As-tu eu du mal à t'intégrer d'un point de vue personnel ? Comment cela s'est-il passé ?
Cela n'a pas été trop difficile pour moi puisque nous, les étudiants du programme IC3i, avons fait beaucoup d'activités, partageant de nombreux moments précieux ensemble. Vous pourriez probablement vous sentir un peu dépassé par Paris au début si vous ne parlez pas français. Mais en fait, la ville a beaucoup à offrir et vous pouvez vraiment apprécier le temps que vous y passez.
En dehors du laboratoire, comment s'est déroulée ta vie à Paris ?
Paris est une ville très vivante. Il y a toujours des tonnes d'activités à faire, comme des musées, des expositions, des cinémas, du sport. Il est également agréable de boire un café ou un verre de vin tout en se promenant le long de la Seine.

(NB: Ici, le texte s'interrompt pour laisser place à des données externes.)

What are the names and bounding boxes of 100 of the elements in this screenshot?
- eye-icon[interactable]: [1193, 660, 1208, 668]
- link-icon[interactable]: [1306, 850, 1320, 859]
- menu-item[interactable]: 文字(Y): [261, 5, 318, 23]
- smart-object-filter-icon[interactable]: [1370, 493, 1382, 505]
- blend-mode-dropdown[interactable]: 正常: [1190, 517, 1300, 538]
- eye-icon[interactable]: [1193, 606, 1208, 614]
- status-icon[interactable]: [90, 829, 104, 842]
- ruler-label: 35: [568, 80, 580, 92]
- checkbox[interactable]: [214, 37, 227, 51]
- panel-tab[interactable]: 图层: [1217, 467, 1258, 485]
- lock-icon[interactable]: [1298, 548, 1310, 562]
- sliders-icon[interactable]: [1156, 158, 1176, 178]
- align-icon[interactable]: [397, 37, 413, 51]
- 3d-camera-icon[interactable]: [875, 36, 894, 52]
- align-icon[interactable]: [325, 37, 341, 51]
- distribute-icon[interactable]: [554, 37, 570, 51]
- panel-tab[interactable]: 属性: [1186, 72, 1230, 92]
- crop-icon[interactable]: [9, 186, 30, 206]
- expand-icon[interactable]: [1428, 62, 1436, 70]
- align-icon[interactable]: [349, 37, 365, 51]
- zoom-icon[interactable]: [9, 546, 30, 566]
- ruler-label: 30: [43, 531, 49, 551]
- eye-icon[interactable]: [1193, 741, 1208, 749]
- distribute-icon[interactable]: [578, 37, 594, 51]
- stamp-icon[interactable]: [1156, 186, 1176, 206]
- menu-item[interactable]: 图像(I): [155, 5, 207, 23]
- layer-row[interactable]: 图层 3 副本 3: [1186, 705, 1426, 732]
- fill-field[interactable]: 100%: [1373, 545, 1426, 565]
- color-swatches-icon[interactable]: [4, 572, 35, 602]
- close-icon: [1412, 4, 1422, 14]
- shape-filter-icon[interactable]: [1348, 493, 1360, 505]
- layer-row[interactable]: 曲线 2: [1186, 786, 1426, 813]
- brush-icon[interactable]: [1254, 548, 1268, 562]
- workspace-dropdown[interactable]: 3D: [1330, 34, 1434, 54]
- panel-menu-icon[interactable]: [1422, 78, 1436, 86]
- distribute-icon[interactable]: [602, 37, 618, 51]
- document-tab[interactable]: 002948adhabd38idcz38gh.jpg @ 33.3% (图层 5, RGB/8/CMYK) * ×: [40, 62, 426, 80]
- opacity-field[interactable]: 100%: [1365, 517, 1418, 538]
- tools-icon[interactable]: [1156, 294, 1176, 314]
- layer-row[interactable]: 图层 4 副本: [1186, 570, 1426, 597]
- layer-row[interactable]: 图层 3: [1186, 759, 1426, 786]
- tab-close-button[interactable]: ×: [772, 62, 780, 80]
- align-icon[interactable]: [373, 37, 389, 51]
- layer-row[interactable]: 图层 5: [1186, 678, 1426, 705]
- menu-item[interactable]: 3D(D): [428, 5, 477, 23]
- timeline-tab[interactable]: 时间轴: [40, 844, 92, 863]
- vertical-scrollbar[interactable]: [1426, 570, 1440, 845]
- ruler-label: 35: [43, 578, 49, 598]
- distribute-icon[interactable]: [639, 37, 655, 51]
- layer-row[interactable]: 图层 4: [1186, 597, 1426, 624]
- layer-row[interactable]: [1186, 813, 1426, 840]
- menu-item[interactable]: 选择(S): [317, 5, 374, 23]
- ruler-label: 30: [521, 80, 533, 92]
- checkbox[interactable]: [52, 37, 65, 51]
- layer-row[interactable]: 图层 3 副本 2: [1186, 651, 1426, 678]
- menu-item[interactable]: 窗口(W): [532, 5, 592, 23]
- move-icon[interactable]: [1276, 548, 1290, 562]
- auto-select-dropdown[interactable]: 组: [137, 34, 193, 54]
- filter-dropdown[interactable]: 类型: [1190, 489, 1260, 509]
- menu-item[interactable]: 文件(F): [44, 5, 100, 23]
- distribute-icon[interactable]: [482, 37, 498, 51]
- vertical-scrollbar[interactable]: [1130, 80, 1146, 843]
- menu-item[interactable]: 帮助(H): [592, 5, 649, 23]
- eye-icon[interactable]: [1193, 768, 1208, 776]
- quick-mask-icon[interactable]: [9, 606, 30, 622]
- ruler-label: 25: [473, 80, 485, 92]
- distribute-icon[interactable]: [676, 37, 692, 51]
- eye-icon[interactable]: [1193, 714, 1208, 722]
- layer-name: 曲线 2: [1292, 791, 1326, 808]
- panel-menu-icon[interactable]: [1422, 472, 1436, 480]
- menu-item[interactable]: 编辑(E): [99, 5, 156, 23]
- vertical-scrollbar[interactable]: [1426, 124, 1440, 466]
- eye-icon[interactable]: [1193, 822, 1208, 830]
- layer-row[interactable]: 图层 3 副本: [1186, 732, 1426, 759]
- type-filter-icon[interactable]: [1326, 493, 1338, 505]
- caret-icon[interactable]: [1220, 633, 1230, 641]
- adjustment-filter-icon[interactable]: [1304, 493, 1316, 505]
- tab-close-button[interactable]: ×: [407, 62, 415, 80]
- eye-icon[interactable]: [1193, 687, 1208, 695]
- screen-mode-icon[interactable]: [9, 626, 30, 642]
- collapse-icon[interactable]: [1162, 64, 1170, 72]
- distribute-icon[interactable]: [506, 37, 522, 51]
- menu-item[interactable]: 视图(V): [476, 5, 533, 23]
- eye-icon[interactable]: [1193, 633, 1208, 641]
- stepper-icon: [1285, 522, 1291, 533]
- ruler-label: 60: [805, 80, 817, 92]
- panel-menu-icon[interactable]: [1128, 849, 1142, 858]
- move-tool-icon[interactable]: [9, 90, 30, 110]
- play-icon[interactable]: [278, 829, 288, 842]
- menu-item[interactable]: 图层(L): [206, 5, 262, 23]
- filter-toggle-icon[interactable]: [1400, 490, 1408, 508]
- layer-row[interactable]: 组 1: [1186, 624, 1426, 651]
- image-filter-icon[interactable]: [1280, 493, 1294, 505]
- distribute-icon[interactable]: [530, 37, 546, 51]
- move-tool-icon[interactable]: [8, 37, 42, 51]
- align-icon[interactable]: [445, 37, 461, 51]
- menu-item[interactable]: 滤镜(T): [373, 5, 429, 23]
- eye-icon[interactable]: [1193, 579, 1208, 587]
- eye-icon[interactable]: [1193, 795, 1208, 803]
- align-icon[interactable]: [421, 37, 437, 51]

Tu as maintenant obtenu ton diplôme... à quoi ressemble la suite de ton parcours ?
J'ai commencé en tant que postdoctorant à l'Institut Max Planck en 2022. Aujourd'hui, je cherche à comprendre comment les régulateurs de la chromatine jouent un rôle instructif dans le développement embryonnaire précoce de la souris.
Avec le recul, penses-tu que tu aurais fait quelque chose de différent qui aurait changé la situation dans laquelle tu te trouves aujourd'hui ?
Je pense que mon parcours de doctorant à l'Institut Curie a été merveilleux. J'ai vraiment apprécié le fait que l'Institut Curie ait favorisé un environnement permettant non seulement de développer mes compétences scientifiques, mais aussi d'améliorer mes compétences transférables. S'il y a une chose que j'aurais faite différemment, c'est que je me serais probablement engagé davantage dans des domaines scientifiques afin d'acquérir des connaissances pluridisciplinaires.
As-tu des conseils à donner aux lecteurs qui souhaitent s'engager dans un parcours similaire au tien ?
Il n'y a jamais de chemin facile dans le monde universitaire. Mais je vous conseillerais d'être toujours enthousiaste à propos de votre travail, de toujours vous engager dans des réseaux à l'intérieur et à l'extérieur de la science. Il est également bon d'avoir un hobby en dehors du laboratoire.
Entretien réalisé par Ayan Mallick, août 2024.